At this point, Brady's playoff reputation is something resembling Peyton Manning. He's the guy who beats up on weak links and never shows up when his team really needs him. He's got various maladies: He can't beat the Giants or can't beat a Manning brother, he chokes when his team is a huge favorite at home, he can't produce a drive to kill off a game, he's distracted by his model wife. In what approximates a full season, Brady's line is good, but not great: 363-583 (62.3 percent completion percentage), 3,998 passing yards, 31 touchdowns, 19 interceptions. That's too many picks for a guy who averages only 10 interceptions per year. Antsy New England fans call for Bill Belichick's head because they want a head coach who has proven he can win Super Bowls.

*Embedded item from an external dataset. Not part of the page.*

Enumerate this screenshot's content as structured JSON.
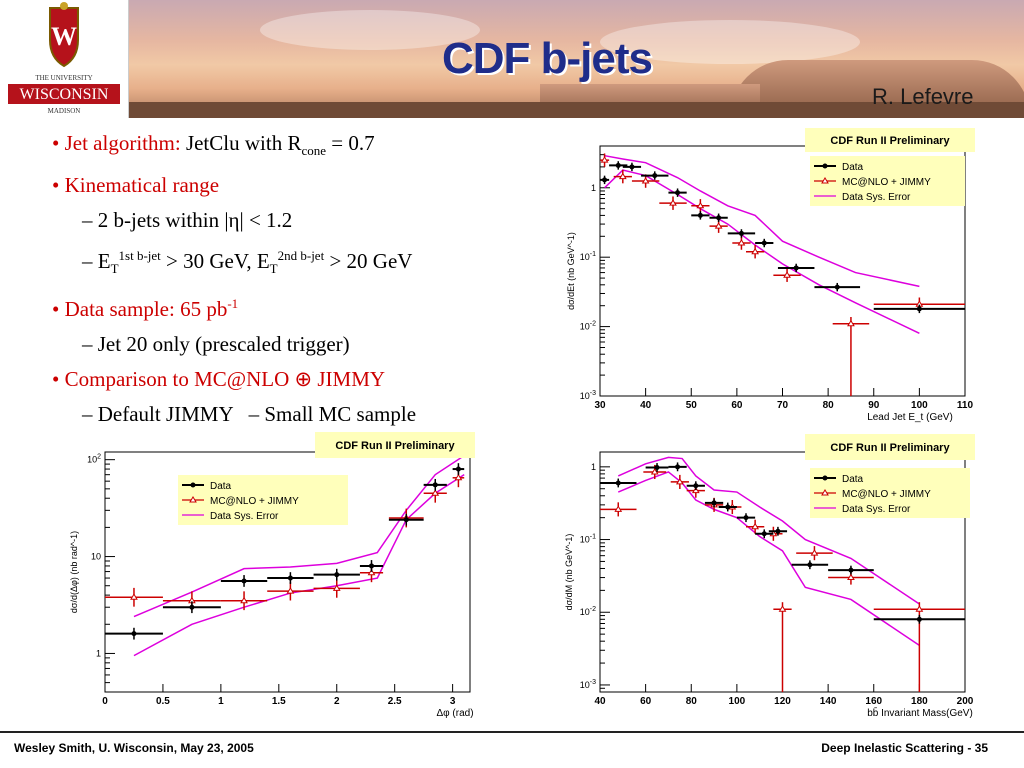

And yet, despite the fact that you "know" Tom Brady, that he's the guy who can't come up with the big win, that he's just another quarterback who looks better in fantasy football than at the helm in the real thing, Tom Brady goes 9-0 in his next nine playoff games and wins three Super Bowls. He throws 11 touchdowns against three interceptions. He beats teams on the road. At home. As a favorite. As an underdog. He produces incredible, game-winning drives that will stand the test of time and redefine his legacy. Bizarro Simmons undergoing a dramatic downward spiral that somehow takes him from hosting a show on ESPN to living in Charlestown and bumming cigarettes outside of Store 24 has to laugh off years of columns about how he'll never be stupid enough to bet on Tom Brady when it really matters. Brady's career culminates with an incredibly gutsy performance against the Raiders at home in the snow, when he leads his team to a narrow victory before winning the next two games and claiming his third Super Bowl title. His legacy secure, Brady rides off into the sunset victorious.3
So, with that all in mind, you should take two things away from this silly exercise. First, what a quarterback does in the playoffs at the beginning of his career isn't any more meaningful than what he does in the middle or at the end of his career. You don't win an extra half Super Bowl if you do it before you turn 25. Second, you don't "know" what a quarterback is going to do in the playoffs because of how he's previously performed in the playoffs. We have 15 games over seven seasons saying that Tom Brady's a playoff flop, and that information means absolutely nothing in determining how Tom Brady would play in the future. Looking at the games under the proper chronological order says just as much: We had nine games suggesting that Tom Brady was unstoppable in the playoffs, and afterward, we've had 15 games implying that he's actually just like any other good quarterback in the postseason. That he's "been there before" means nothing, just like it did in 2001, when Brady made it to the Super Bowl and won it without having been there before. He's still capable of screwing up and making mistakes, as Sunday showed. He's also still capable of being great and winning a Super Bowl. The truth isn't quite as satisfying as a one-word label like "clutch" or "unclutch," but football's a lot more complicated than one-word labels. It deserves better, and just as the likes of Manning and Ryan are demeaned with overly simplistic stories about their playoff performance, so is Brady.